Les incendiaires présumés de la voiture du maire de Creil relaxés

Le véhicule de fonction de Jean-Claude Villemain, maire de Creil, a été incendié devant son domicile dans la nuit du 19 au 20 mai 2020. / © Images amateur
Le véhicule de fonction de Jean-Claude Villemain, maire de Creil, a été incendié devant son domicile dans la nuit du 19 au 20 mai 2020. / © Images amateur

Les 4 hommes soupçonnés d'avoir incendié la voiture de fonction du maire de Creil dans l'Oise dans la nuit du mardi 19 au mercredi 20 mai ont été relaxés faute de preuves suffisantes.

Par Gontran Giraudeau et Jennifer Alberts


Les 4 incendiaires présumés de la voiture de fonction de Jean-Claude Villemain, le maire de Creil, ont été relaxés par le tribunal de Senlis vendredi 22 mai. Âgés de 18 à 22ans , ces jeunes Creillois ont nié les faits. Selon le tribunal, les preuves de leur culpabilité n'étaient pas suffisantes, comme le rapporte Oise hebdo. Si deux témoins affirmaient les avoir vus sur place au moment des faits, les accusés se sont défendus en argumentant qu'ils étaient là en curieux.

Le maire de Creil a réagi sur sa page Facebook à l'annonce de cette relaxe sur un ton amer :
 
La voiture de fonction du maire de Creil Jean-Claude Villemain  été incendiée vers minuit dans la nuit de mardi à mercredi. Trois hommes majeurs ont été interpellés et placés en garde à vue. En début d'année, le véhicule personnel de M. Villemain avait déjà été incendié volontairement.

Le 20 mai, "trois hommes majeurs ont été interpellés par la police et placés en garde-à-vue", nous a déclaré Jean-Baptiste Bladier, procureur de la République de Senlis, confirmant une information révélée par le Courrier picard.

Jean-Baptiste Bladier a aussi confirmé que l'acte volontaire est privilégié par les enquêteurs : "En l'état actuel des choses, ce n'est pas un hasard. A priori, l'incendie a été déclenché par un cocktail Molotov".

450 foyers privés d'électricité

"Nous avons été réveillés par des voisins", révèlait ce mercredi matin Jean-Claude Villemain, maire de Creil. Les faits se sont en effet produits vers minuit dans la nuit de mardi à mercredi. Le feu serait parti de son véhicule de fonction, un Renault Scénic, stationné devant la maison. 

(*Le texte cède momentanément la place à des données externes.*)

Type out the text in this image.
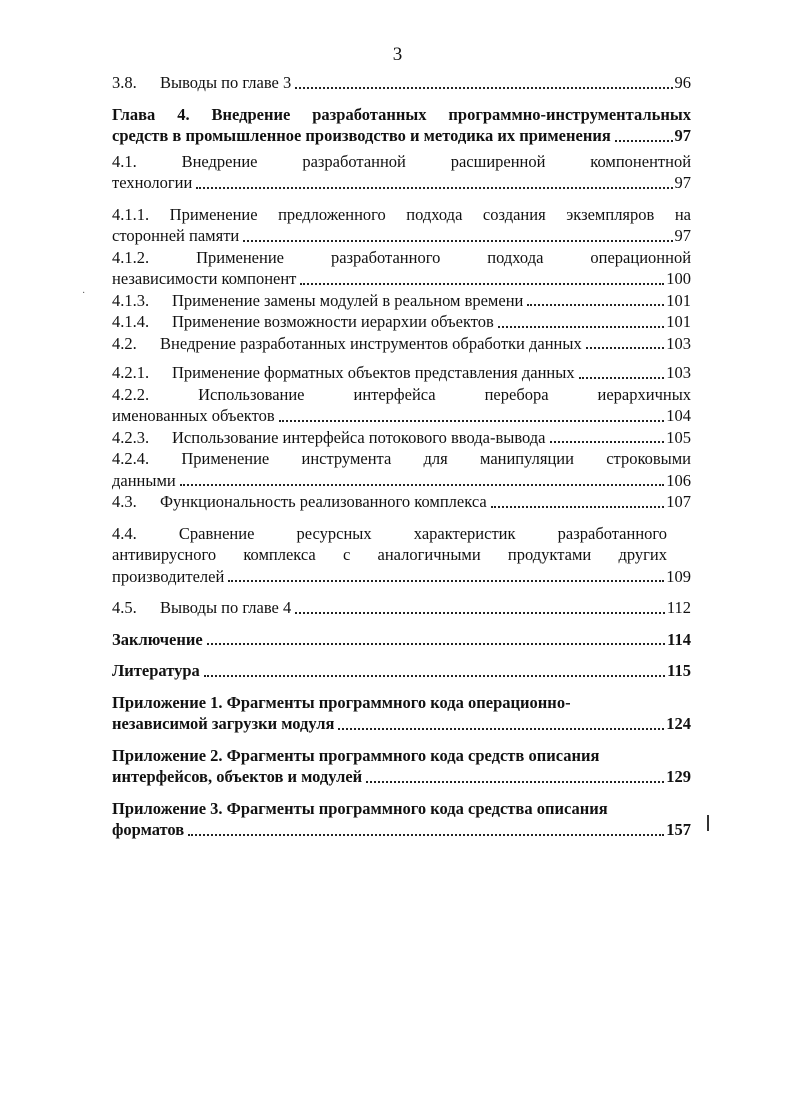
3

·
3.8. Выводы по главе 3	96
Глава 4. Внедрение разработанных программно-инструментальных
средств в промышленное производство и методика их применения	97
4.1.	Внедрение	разработанной	расширенной	компонентной
технологии	97
4.1.1. Применение предложенного подхода создания экземпляров на
сторонней памяти	97
4.1.2.	Применение	разработанного	подхода	операционной
независимости компонент	100
4.1.3. Применение замены модулей в реальном времени	101
4.1.4. Применение возможности иерархии объектов	101
4.2. Внедрение разработанных инструментов обработки данных	103
4.2.1. Применение форматных объектов представления данных	103
4.2.2.	Использование	интерфейса	перебора	иерархичных
именованных объектов	104
4.2.3. Использование интерфейса потокового ввода-вывода	105
4.2.4. Применение инструмента для манипуляции строковыми
данными	106
4.3. Функциональность реализованного комплекса	107
4.4.	Сравнение	ресурсных	характеристик	разработанного
антивирусного комплекса с аналогичными продуктами других
производителей	109
4.5. Выводы по главе 4	112
Заключение	114
Литература	115
Приложение 1. Фрагменты программного кода операционно-
независимой загрузки модуля	124
Приложение 2. Фрагменты программного кода средств описания
интерфейсов, объектов и модулей	129
Приложение 3. Фрагменты программного кода средства описания
форматов	157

Les flammes se sont alors propagées jusqu'à la limite du domicile, faisant fondre la barrière et le compteur de gaz. Une torchère de 2,5 mètres de haut s'est formée faisant "un bruit de moteur de réacteur audible à 40 mètres. Elle a brûlé pendant une heure, le temps que les équipes de GRDF interviennent. Ce matin, 450 foyers du quartier sont privés de gaz", selon M. Villemain.

 
Le feu serait d'origine volontaire : selon le maire de Creil, des témoins auraient vu des jeunes hommes s'enfuir au même moment.

La police nationale, présente jusqu'à trois heures du matin, a relevé des éléments sur les lieux.
 

Cet incendie pourrait être un acte de vengeance selon Jean-Claude Villemain. Le couvre-feu, prolongé par la municipalité au-delà du 11 mai (finalement annulé par le tribunal administratif d’Amiens), "a pu troubler les habitudes de certains acteurs de l'économie parallèle".

Mais il n'écarte pas l'hypothèse d'une intimidation dans le contexte d'une reprise de la campagne des municipales : "Ce n'est pas innocent que cet incendie arrive au démarrage du second tour, car tout le monde se prépare pour la fin juin."

 

La campagne des municipales a déjà été marquée par des actes d'intimidation. En début d'année, la voiture personnelle de Jean-Claude Villemain avait déjà été incendiée : "Il y avait un contrat sur mon véhicule. La police a interpellé un mineur, qui a été interdit de séjour dans l'Oise et placé en centre fermé". Le commanditaire n'a pas été identifié, mais un mineur a été interpellé et mis en examen.